店員が丼と味噌汁を持ってくる。「ほいきた、あんがとさん。」
店員に微笑む。「さ~てと、今日は…豪華に…」などと言いながら
七味、醤油、紅しょうがの容器を自分の左に並べる。そして
七味のふたを外し、容器の半分くらいを丼にかけ、その上から
醤油を5、6滴たらす。このあたりで自然に笑みがこぼれる。
紅しょうがのトングを開き、丼の真ん中にドバっと。
「んまそ…」
言が出てしまう。まず紅を食す。続いて肉、ごはん、一片に掻き込む。
「んぐふっ!!!」
湯気と七味でむせてごはんが向かいのテーブルまで飛び散る…
が客がいないためセーフ。半分まで食い、空いた所へ紅しょうがを
たっぷり入れ、七味も残りの半分をかける。

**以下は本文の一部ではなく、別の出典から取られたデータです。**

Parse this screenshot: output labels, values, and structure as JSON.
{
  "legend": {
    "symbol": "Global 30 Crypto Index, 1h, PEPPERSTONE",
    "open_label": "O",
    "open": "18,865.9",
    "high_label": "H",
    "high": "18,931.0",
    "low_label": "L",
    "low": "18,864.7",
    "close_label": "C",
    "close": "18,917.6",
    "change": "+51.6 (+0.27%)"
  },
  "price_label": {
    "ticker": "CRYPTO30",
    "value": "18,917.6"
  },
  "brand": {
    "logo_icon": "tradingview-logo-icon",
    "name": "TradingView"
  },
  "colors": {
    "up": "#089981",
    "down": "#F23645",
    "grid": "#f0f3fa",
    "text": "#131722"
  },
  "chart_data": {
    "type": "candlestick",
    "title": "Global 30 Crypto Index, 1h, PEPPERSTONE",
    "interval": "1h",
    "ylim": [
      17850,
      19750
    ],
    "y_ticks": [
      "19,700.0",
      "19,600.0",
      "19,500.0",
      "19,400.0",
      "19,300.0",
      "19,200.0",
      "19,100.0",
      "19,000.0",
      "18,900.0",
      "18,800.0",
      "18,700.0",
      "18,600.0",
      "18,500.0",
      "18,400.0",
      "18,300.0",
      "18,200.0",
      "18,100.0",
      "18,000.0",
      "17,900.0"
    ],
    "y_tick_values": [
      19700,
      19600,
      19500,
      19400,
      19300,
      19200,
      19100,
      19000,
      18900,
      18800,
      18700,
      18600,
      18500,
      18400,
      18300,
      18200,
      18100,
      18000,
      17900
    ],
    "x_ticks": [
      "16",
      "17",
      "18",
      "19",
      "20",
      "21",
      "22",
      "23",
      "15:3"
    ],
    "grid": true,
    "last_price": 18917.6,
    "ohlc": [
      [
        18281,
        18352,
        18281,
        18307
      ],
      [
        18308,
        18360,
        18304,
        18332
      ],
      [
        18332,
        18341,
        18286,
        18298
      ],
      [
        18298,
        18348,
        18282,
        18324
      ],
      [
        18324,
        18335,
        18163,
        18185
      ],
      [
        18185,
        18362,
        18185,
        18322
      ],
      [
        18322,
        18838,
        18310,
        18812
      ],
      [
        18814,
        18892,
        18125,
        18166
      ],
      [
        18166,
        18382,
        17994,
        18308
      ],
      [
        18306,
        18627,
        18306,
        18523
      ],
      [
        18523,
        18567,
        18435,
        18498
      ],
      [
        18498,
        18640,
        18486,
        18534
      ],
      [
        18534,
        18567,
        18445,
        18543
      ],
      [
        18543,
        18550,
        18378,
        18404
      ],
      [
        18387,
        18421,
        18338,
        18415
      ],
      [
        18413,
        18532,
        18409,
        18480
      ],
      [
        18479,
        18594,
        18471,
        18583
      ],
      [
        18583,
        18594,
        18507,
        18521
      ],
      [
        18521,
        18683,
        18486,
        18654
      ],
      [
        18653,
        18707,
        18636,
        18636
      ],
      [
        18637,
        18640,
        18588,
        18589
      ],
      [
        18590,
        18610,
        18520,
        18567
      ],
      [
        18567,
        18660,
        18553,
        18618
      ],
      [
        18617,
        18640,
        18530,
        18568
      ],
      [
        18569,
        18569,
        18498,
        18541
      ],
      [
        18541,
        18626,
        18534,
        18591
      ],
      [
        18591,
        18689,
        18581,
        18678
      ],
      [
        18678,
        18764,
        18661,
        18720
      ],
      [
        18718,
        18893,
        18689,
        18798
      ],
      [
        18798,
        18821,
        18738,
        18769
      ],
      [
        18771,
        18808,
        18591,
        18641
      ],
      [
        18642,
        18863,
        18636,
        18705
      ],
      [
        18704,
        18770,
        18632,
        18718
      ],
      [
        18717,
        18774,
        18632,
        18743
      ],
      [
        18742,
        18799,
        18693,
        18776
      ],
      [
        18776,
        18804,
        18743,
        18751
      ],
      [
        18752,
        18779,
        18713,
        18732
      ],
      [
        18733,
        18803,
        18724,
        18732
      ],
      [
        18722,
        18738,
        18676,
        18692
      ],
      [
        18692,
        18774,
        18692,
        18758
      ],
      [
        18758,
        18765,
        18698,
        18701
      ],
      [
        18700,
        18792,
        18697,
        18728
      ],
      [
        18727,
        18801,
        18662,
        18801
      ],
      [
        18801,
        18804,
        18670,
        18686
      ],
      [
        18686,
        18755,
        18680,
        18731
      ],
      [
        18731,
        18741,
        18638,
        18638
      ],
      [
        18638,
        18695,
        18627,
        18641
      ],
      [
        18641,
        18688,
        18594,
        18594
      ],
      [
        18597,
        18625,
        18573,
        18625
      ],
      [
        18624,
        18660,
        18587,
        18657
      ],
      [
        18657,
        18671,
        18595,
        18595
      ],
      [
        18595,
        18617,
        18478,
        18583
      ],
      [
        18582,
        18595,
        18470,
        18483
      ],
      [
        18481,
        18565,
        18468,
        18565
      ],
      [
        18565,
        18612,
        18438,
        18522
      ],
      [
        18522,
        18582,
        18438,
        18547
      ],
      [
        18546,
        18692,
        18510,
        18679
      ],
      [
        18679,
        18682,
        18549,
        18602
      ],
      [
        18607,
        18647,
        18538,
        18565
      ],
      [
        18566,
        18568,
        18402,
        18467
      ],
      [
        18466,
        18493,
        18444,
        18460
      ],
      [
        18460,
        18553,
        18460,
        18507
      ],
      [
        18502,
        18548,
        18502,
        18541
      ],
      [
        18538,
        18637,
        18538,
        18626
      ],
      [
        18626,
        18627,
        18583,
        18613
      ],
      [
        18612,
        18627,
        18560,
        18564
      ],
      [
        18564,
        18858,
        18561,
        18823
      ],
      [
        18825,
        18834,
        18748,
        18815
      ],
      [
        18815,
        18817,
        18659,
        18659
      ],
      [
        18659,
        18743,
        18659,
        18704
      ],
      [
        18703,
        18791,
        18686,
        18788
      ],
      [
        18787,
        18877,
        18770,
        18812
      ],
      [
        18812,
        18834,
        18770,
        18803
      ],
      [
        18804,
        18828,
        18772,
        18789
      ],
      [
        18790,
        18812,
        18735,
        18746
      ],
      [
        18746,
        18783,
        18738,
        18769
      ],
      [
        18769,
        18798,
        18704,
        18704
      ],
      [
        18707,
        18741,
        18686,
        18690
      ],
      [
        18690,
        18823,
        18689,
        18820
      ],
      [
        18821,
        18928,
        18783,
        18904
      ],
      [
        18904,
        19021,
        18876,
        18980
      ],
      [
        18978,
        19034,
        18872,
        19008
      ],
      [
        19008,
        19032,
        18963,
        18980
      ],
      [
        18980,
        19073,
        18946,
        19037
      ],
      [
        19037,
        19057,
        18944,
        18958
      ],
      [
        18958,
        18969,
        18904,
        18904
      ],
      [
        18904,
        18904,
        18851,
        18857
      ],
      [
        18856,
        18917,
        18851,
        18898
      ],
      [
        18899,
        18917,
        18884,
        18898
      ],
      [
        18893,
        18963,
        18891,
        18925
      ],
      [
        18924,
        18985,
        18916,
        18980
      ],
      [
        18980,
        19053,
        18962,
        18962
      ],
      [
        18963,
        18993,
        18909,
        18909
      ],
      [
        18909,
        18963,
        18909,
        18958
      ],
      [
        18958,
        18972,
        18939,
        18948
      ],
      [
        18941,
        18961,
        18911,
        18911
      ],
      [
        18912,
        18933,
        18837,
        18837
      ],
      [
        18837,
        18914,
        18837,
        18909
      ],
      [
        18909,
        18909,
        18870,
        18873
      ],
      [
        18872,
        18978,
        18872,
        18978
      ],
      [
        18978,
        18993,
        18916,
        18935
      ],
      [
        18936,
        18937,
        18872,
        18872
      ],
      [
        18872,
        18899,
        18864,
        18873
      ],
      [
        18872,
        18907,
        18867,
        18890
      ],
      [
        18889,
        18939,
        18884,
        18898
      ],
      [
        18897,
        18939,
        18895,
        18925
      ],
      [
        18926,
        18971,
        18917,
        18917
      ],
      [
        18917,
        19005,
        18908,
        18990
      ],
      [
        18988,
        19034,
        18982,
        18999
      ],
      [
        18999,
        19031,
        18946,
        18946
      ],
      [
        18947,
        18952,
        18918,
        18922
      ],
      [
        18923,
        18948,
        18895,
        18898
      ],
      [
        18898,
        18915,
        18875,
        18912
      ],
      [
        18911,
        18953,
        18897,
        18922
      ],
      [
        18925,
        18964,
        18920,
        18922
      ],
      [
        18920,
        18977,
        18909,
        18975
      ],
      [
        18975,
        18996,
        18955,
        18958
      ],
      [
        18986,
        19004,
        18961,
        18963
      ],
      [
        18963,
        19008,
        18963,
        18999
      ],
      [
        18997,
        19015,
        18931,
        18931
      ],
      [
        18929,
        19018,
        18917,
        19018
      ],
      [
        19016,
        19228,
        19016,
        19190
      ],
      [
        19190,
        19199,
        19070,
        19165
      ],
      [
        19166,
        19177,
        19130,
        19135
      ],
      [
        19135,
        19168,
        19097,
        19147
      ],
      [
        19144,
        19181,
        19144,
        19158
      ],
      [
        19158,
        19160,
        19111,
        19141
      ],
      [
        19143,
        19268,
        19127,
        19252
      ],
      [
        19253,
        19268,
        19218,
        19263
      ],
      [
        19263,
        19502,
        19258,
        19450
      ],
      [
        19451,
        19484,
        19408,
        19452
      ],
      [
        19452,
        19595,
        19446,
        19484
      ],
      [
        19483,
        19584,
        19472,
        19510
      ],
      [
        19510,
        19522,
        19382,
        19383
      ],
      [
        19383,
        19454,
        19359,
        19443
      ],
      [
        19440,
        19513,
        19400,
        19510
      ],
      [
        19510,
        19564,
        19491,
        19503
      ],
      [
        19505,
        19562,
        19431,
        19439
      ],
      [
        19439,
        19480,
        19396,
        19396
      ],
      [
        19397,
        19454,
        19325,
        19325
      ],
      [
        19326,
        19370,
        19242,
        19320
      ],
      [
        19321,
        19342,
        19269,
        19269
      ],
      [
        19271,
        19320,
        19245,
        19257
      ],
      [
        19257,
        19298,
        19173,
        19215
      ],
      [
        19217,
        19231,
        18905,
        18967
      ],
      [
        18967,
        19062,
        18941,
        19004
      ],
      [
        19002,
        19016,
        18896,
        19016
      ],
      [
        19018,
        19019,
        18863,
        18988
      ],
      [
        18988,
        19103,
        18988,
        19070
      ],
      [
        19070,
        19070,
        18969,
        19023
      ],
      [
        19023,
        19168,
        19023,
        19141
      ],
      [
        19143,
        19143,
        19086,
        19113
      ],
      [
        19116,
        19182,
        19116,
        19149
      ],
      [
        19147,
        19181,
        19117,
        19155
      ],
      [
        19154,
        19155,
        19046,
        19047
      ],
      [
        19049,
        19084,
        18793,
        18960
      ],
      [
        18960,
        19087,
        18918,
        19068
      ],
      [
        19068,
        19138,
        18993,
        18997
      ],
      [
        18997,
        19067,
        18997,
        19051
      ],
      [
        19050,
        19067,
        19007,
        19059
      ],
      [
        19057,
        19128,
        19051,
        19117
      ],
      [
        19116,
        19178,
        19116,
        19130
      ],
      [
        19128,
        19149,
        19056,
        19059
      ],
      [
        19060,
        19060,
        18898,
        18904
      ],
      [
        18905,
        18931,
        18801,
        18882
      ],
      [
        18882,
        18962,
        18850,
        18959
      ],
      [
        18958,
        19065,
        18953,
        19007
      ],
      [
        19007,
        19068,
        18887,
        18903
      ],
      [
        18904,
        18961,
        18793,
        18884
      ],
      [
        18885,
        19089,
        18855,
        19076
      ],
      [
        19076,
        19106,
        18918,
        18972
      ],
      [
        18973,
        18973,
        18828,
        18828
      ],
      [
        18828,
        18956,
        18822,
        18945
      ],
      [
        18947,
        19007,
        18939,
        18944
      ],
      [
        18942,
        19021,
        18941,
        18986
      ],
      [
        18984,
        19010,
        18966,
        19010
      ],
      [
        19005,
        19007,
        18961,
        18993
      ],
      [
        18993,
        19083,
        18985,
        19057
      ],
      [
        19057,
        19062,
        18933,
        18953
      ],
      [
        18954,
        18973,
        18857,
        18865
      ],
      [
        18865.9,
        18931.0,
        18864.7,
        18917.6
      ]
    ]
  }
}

そして最後三口ぐらい
になったら紅をたんまり入れ味噌汁をぶっかける。サラサラと
音を立てながら丼を傾かせ完食。お茶を一気に飲み干し
「ごっそさん!」つまようじで歯に詰まった紅、七味、肉を取り
ながら500円玉とサービス券を片手で渡し、おつりをもらい、
店を出る。ここで再度「ごっさん!」ニコリと微笑みながら
ヘルメットをし、原付で家に帰る。